Inside Broadcom, the numbers tell a different story. The company reports strong financial results among its target customers — large enterprises willing — or forced — to pay the new premium. But long-term, many analysts wonder how sustainable this strategy really is when customers start choosing alternatives rather than enduring what looks like corporate coercion.

Where Tesco Is Now: On the Edge of a cliff

With trial dates years away and support cut off for over a year, Tesco is running out of time. The migration to its new virtualization platform continues on schedule — but every day without VMware support introduces fresh risk.

The company has reported ongoing costs, commercial disruption, and the need to repurpose its data protection stack entirely. The irony is not lost on observers: Tesco’s fight wasn’t about choosing between two software stacks, but about preserving the contract it had already paid for. When Broadcom moved to rewrite that agreement without consultation, Tesco’s response was straightforward — move fast, sue slower, and hope the courts side with legacy commitments over quarterly EBITDA targets.

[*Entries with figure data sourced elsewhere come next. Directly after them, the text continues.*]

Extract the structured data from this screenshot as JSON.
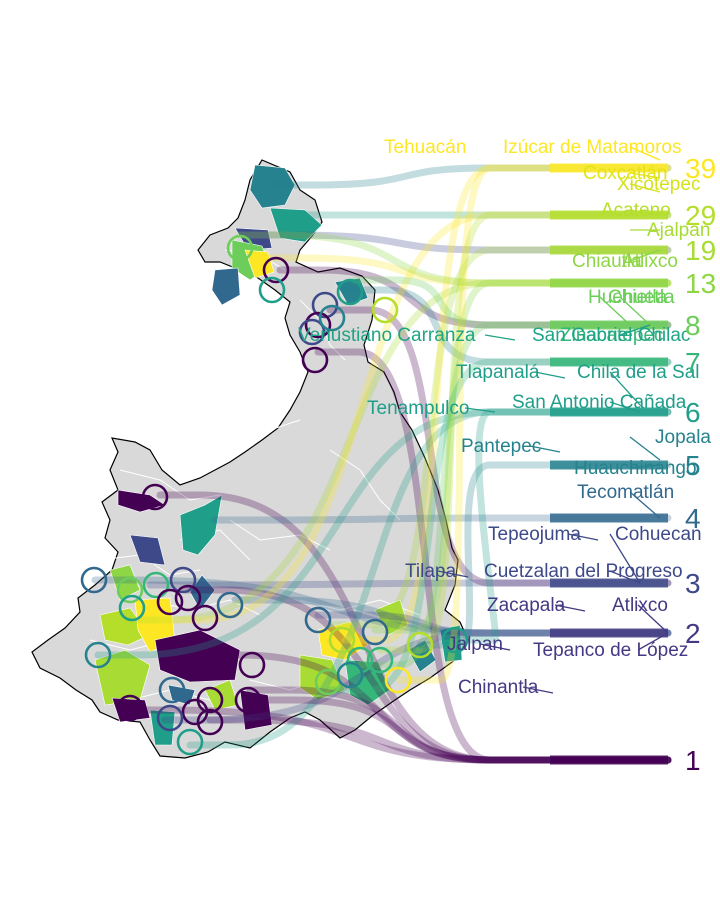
{
  "chart_data": {
    "type": "bump-map",
    "title": "",
    "xlabel": "",
    "ylabel": "",
    "color_scale": "viridis",
    "rank_labels": [
      "1",
      "2",
      "3",
      "4",
      "5",
      "6",
      "7",
      "8",
      "13",
      "19",
      "29",
      "39"
    ],
    "labeled_municipalities": [
      {
        "name": "Tehuacán",
        "rank": 39,
        "color": "#fde725"
      },
      {
        "name": "Izúcar de Matamoros",
        "rank": 39,
        "color": "#fde725"
      },
      {
        "name": "Coxcatlán",
        "rank": 34,
        "color": "#e2e418"
      },
      {
        "name": "Xicotepec",
        "rank": 33,
        "color": "#d5e21a"
      },
      {
        "name": "Acateno",
        "rank": 29,
        "color": "#b5de2b"
      },
      {
        "name": "Ajalpan",
        "rank": 27,
        "color": "#a8db34"
      },
      {
        "name": "Chiautla",
        "rank": 19,
        "color": "#8ed645"
      },
      {
        "name": "Atlixco",
        "rank": 19,
        "color": "#8ed645"
      },
      {
        "name": "Huehuetla",
        "rank": 13,
        "color": "#6ccd5a"
      },
      {
        "name": "Chietla",
        "rank": 13,
        "color": "#6ccd5a"
      },
      {
        "name": "Zinacatepec",
        "rank": 8,
        "color": "#35b779"
      },
      {
        "name": "Venustiano Carranza",
        "rank": 7,
        "color": "#20a486"
      },
      {
        "name": "San Gabriel Chilac",
        "rank": 7,
        "color": "#20a486"
      },
      {
        "name": "Tlapanalá",
        "rank": 6,
        "color": "#1f9e89"
      },
      {
        "name": "Chila de la Sal",
        "rank": 6,
        "color": "#1f9e89"
      },
      {
        "name": "Tenampulco",
        "rank": 6,
        "color": "#1f9e89"
      },
      {
        "name": "San Antonio Cañada",
        "rank": 6,
        "color": "#1f9e89"
      },
      {
        "name": "Jopala",
        "rank": 5,
        "color": "#26828e"
      },
      {
        "name": "Pantepec",
        "rank": 5,
        "color": "#26828e"
      },
      {
        "name": "Huauchinango",
        "rank": 5,
        "color": "#26828e"
      },
      {
        "name": "Tecomatlán",
        "rank": 4,
        "color": "#31688e"
      },
      {
        "name": "Tepeojuma",
        "rank": 3,
        "color": "#3e4989"
      },
      {
        "name": "Cohuecan",
        "rank": 3,
        "color": "#3e4989"
      },
      {
        "name": "Tilapa",
        "rank": 3,
        "color": "#3e4989"
      },
      {
        "name": "Cuetzalan del Progreso",
        "rank": 3,
        "color": "#3e4989"
      },
      {
        "name": "Zacapala",
        "rank": 2,
        "color": "#443983"
      },
      {
        "name": "Atlixco",
        "rank": 2,
        "color": "#443983"
      },
      {
        "name": "Jalpan",
        "rank": 2,
        "color": "#443983"
      },
      {
        "name": "Tepanco de López",
        "rank": 2,
        "color": "#443983"
      },
      {
        "name": "Chinantla",
        "rank": 2,
        "color": "#443983"
      }
    ],
    "rank_bars": [
      {
        "rank": 1,
        "color": "#440154"
      },
      {
        "rank": 2,
        "color": "#443983"
      },
      {
        "rank": 3,
        "color": "#3e4989"
      },
      {
        "rank": 4,
        "color": "#31688e"
      },
      {
        "rank": 5,
        "color": "#26828e"
      },
      {
        "rank": 6,
        "color": "#1f9e89"
      },
      {
        "rank": 7,
        "color": "#35b779"
      },
      {
        "rank": 8,
        "color": "#6ccd5a"
      },
      {
        "rank": 13,
        "color": "#8ed645"
      },
      {
        "rank": 19,
        "color": "#a8db34"
      },
      {
        "rank": 29,
        "color": "#b5de2b"
      },
      {
        "rank": 39,
        "color": "#fde725"
      }
    ],
    "map": {
      "region": "Puebla",
      "fill_default": "#d9d9d9",
      "border": "#ffffff",
      "outline": "#000000"
    }
  }
}
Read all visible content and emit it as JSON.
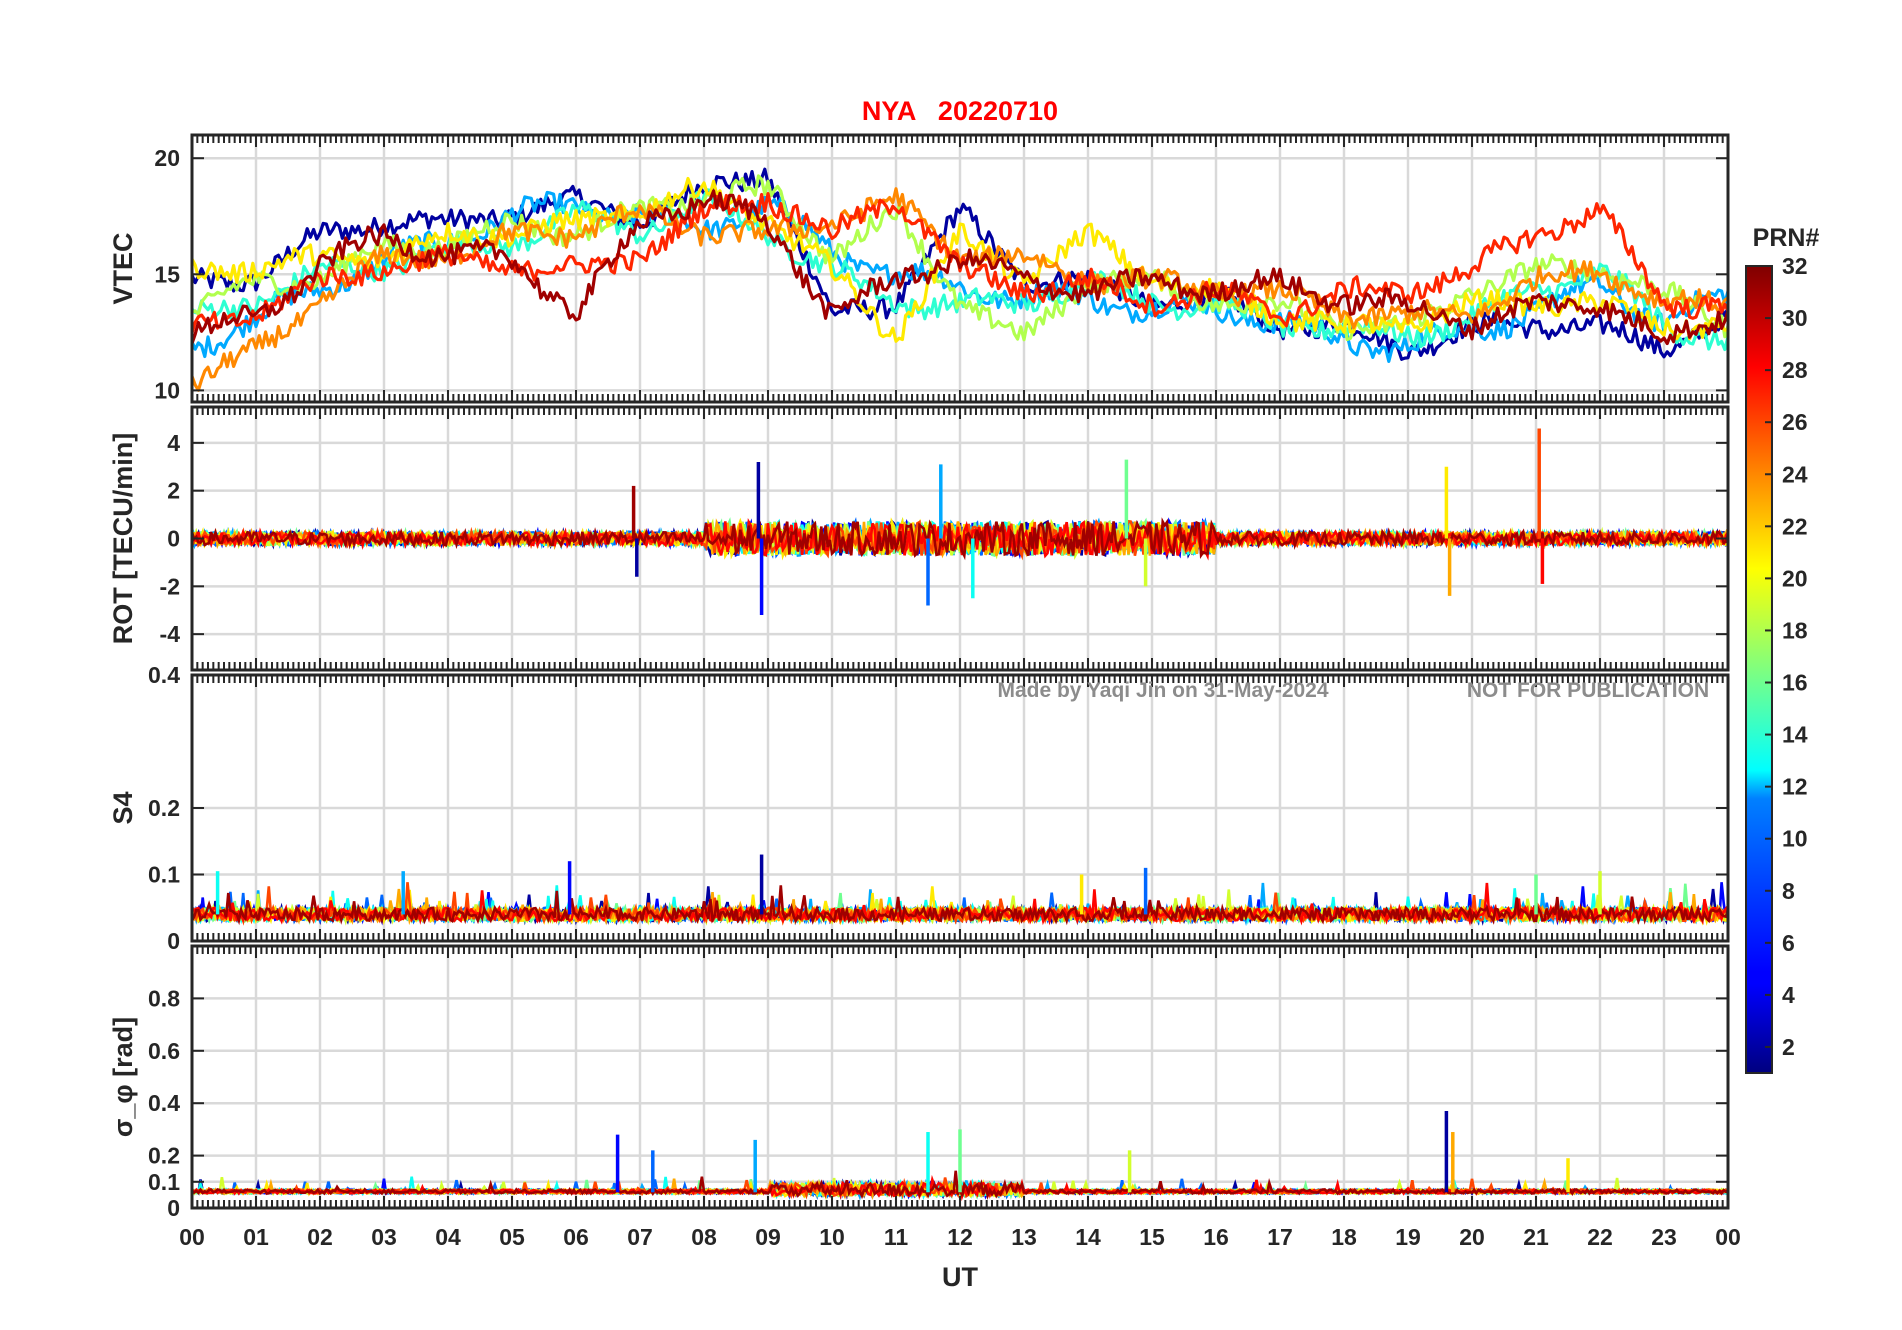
{
  "chart_data": [
    {
      "type": "line",
      "panel": "vtec",
      "title": "NYA   20220710",
      "ylabel": "VTEC",
      "ylim": [
        9.5,
        21
      ],
      "yticks": [
        10,
        15,
        20
      ],
      "ytick_labels": [
        "10",
        "15",
        "20"
      ],
      "xlim": [
        0,
        24
      ],
      "grid": true,
      "series": [
        {
          "prn": 2,
          "x": [
            0,
            1,
            2,
            3,
            4,
            5,
            6,
            7,
            8,
            9,
            10,
            11,
            12,
            13,
            14,
            15,
            16,
            17,
            18,
            19,
            20,
            21,
            22,
            23,
            24
          ],
          "y": [
            14.5,
            15.0,
            16.5,
            17.5,
            17.0,
            17.8,
            18.0,
            17.5,
            18.5,
            19.5,
            13.0,
            14.0,
            17.5,
            15.0,
            14.5,
            14.0,
            13.8,
            13.0,
            12.5,
            12.0,
            12.5,
            13.0,
            12.5,
            12.0,
            13.0
          ]
        },
        {
          "prn": 10,
          "x": [
            0,
            1,
            2,
            3,
            4,
            5,
            6,
            7,
            8,
            9,
            10,
            11,
            12,
            13,
            14,
            15,
            16,
            17,
            18,
            19,
            20,
            21,
            22,
            23,
            24
          ],
          "y": [
            12.0,
            13.0,
            14.5,
            15.5,
            16.5,
            17.5,
            18.0,
            17.5,
            17.0,
            18.0,
            16.0,
            15.0,
            14.5,
            14.0,
            14.0,
            13.5,
            13.5,
            13.0,
            12.0,
            12.0,
            12.5,
            13.5,
            14.5,
            13.0,
            14.0
          ]
        },
        {
          "prn": 14,
          "x": [
            0,
            1,
            2,
            3,
            4,
            5,
            6,
            7,
            8,
            9,
            10,
            11,
            12,
            13,
            14,
            15,
            16,
            17,
            18,
            19,
            20,
            21,
            22,
            23,
            24
          ],
          "y": [
            13.0,
            14.0,
            15.0,
            15.5,
            16.0,
            16.5,
            17.5,
            17.0,
            18.0,
            17.0,
            15.0,
            14.0,
            13.5,
            14.0,
            14.5,
            14.0,
            13.5,
            13.0,
            12.5,
            12.5,
            13.0,
            14.5,
            15.0,
            13.0,
            12.0
          ]
        },
        {
          "prn": 18,
          "x": [
            0,
            1,
            2,
            3,
            4,
            5,
            6,
            7,
            8,
            9,
            10,
            11,
            12,
            13,
            14,
            15,
            16,
            17,
            18,
            19,
            20,
            21,
            22,
            23,
            24
          ],
          "y": [
            13.5,
            14.5,
            15.0,
            16.0,
            16.5,
            17.0,
            17.0,
            17.5,
            18.5,
            18.5,
            16.0,
            17.5,
            14.0,
            12.0,
            15.0,
            14.5,
            14.0,
            13.5,
            13.0,
            12.5,
            14.5,
            15.0,
            15.5,
            14.0,
            13.0
          ]
        },
        {
          "prn": 21,
          "x": [
            0,
            1,
            2,
            3,
            4,
            5,
            6,
            7,
            8,
            9,
            10,
            11,
            12,
            13,
            14,
            15,
            16,
            17,
            18,
            19,
            20,
            21,
            22,
            23,
            24
          ],
          "y": [
            15.0,
            15.5,
            15.5,
            16.0,
            16.5,
            17.0,
            17.0,
            18.0,
            18.5,
            17.5,
            15.0,
            12.5,
            16.5,
            15.0,
            16.5,
            15.0,
            14.0,
            13.5,
            12.5,
            13.0,
            13.5,
            14.0,
            13.5,
            13.0,
            12.5
          ]
        },
        {
          "prn": 24,
          "x": [
            0,
            1,
            2,
            3,
            4,
            5,
            6,
            7,
            8,
            9,
            10,
            11,
            12,
            13,
            14,
            15,
            16,
            17,
            18,
            19,
            20,
            21,
            22,
            23,
            24
          ],
          "y": [
            10.5,
            11.5,
            14.0,
            15.5,
            16.0,
            16.5,
            17.0,
            17.5,
            17.0,
            16.5,
            17.5,
            18.0,
            16.0,
            15.5,
            15.0,
            14.5,
            14.5,
            14.0,
            13.5,
            13.0,
            13.5,
            14.5,
            15.5,
            13.5,
            14.0
          ]
        },
        {
          "prn": 27,
          "x": [
            0,
            1,
            2,
            3,
            4,
            5,
            6,
            7,
            8,
            9,
            10,
            11,
            12,
            13,
            14,
            15,
            16,
            17,
            18,
            19,
            20,
            21,
            22,
            23,
            24
          ],
          "y": [
            12.5,
            13.5,
            14.5,
            15.5,
            15.5,
            15.5,
            15.0,
            16.0,
            17.5,
            18.5,
            16.5,
            18.5,
            15.0,
            14.5,
            14.5,
            14.0,
            14.0,
            13.5,
            14.0,
            14.5,
            15.0,
            17.0,
            17.5,
            14.0,
            13.5
          ]
        },
        {
          "prn": 31,
          "x": [
            0,
            1,
            2,
            3,
            4,
            5,
            6,
            7,
            8,
            9,
            10,
            11,
            12,
            13,
            14,
            15,
            16,
            17,
            18,
            19,
            20,
            21,
            22,
            23,
            24
          ],
          "y": [
            12.5,
            13.0,
            15.5,
            16.5,
            16.0,
            15.5,
            13.5,
            17.0,
            18.5,
            17.0,
            13.5,
            14.5,
            16.0,
            14.5,
            14.5,
            14.5,
            14.5,
            14.5,
            14.0,
            13.5,
            13.0,
            13.5,
            14.0,
            12.0,
            13.5
          ]
        }
      ]
    },
    {
      "type": "line",
      "panel": "rot",
      "ylabel": "ROT [TECU/min]",
      "ylim": [
        -5.5,
        5.5
      ],
      "yticks": [
        -4,
        -2,
        0,
        2,
        4
      ],
      "ytick_labels": [
        "-4",
        "-2",
        "0",
        "2",
        "4"
      ],
      "xlim": [
        0,
        24
      ],
      "grid": true,
      "baseline": 0,
      "spikes": [
        {
          "x": 8.85,
          "y": 3.2
        },
        {
          "x": 8.9,
          "y": -3.2
        },
        {
          "x": 11.5,
          "y": -2.8
        },
        {
          "x": 11.7,
          "y": 3.1
        },
        {
          "x": 12.2,
          "y": -2.5
        },
        {
          "x": 14.6,
          "y": 3.3
        },
        {
          "x": 14.9,
          "y": -2.0
        },
        {
          "x": 19.6,
          "y": 3.0
        },
        {
          "x": 19.65,
          "y": -2.4
        },
        {
          "x": 21.05,
          "y": 4.6
        },
        {
          "x": 21.1,
          "y": -1.9
        },
        {
          "x": 6.9,
          "y": 2.2
        },
        {
          "x": 6.95,
          "y": -1.6
        }
      ]
    },
    {
      "type": "line",
      "panel": "s4",
      "ylabel": "S4",
      "ylim": [
        0,
        0.4
      ],
      "yticks": [
        0,
        0.1,
        0.2,
        0.4
      ],
      "ytick_labels": [
        "0",
        "0.1",
        "0.2",
        "0.4"
      ],
      "xlim": [
        0,
        24
      ],
      "grid": true,
      "annotations": [
        "Made by Yaqi Jin on 31-May-2024",
        "NOT FOR PUBLICATION"
      ],
      "baseline": 0.04,
      "peaks": [
        {
          "x": 8.9,
          "y": 0.13
        },
        {
          "x": 5.9,
          "y": 0.12
        },
        {
          "x": 14.9,
          "y": 0.11
        },
        {
          "x": 3.3,
          "y": 0.105
        },
        {
          "x": 0.4,
          "y": 0.105
        },
        {
          "x": 21.0,
          "y": 0.1
        },
        {
          "x": 22.0,
          "y": 0.105
        },
        {
          "x": 13.9,
          "y": 0.1
        }
      ]
    },
    {
      "type": "line",
      "panel": "sigma_phi",
      "ylabel": "σ_φ [rad]",
      "ylim": [
        0,
        1
      ],
      "yticks": [
        0,
        0.1,
        0.2,
        0.4,
        0.6,
        0.8
      ],
      "ytick_labels": [
        "0",
        "0.1",
        "0.2",
        "0.4",
        "0.6",
        "0.8"
      ],
      "xlim": [
        0,
        24
      ],
      "grid": true,
      "baseline": 0.06,
      "peaks": [
        {
          "x": 19.6,
          "y": 0.37
        },
        {
          "x": 6.65,
          "y": 0.28
        },
        {
          "x": 7.2,
          "y": 0.22
        },
        {
          "x": 8.8,
          "y": 0.26
        },
        {
          "x": 11.5,
          "y": 0.29
        },
        {
          "x": 12.0,
          "y": 0.3
        },
        {
          "x": 14.65,
          "y": 0.22
        },
        {
          "x": 21.5,
          "y": 0.19
        },
        {
          "x": 19.7,
          "y": 0.29
        }
      ]
    }
  ],
  "x_axis": {
    "label": "UT",
    "tick_labels": [
      "00",
      "01",
      "02",
      "03",
      "04",
      "05",
      "06",
      "07",
      "08",
      "09",
      "10",
      "11",
      "12",
      "13",
      "14",
      "15",
      "16",
      "17",
      "18",
      "19",
      "20",
      "21",
      "22",
      "23",
      "00"
    ]
  },
  "colorbar": {
    "title": "PRN#",
    "range": [
      1,
      32
    ],
    "tick_labels": [
      "2",
      "4",
      "6",
      "8",
      "10",
      "12",
      "14",
      "16",
      "18",
      "20",
      "22",
      "24",
      "26",
      "28",
      "30",
      "32"
    ],
    "colormap": "jet"
  },
  "colors": {
    "title": "#ff0000",
    "text": "#262626",
    "watermark": "#8c8c8c",
    "grid": "#d9d9d9"
  }
}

For now, the UK’s largest supermarket remains on the front lines of a much larger question: In an era where software vendors control entire enterprise infrastructures, who gets to decide whether a contract still stands? The answer Tesco is hoping for — that perpetual licenses, once granted and paid for, should remain enforceable — may soon be tested in court. If it wins, the implications stretch far beyond retail infrastructure and into every modern data center.

For enterprises watching from the sidelines, Tesco’s case is a warning label: when your virtualization platform becomes a leveraged bargaining chip, migration isn’t just an IT project. It’s a survival tactic.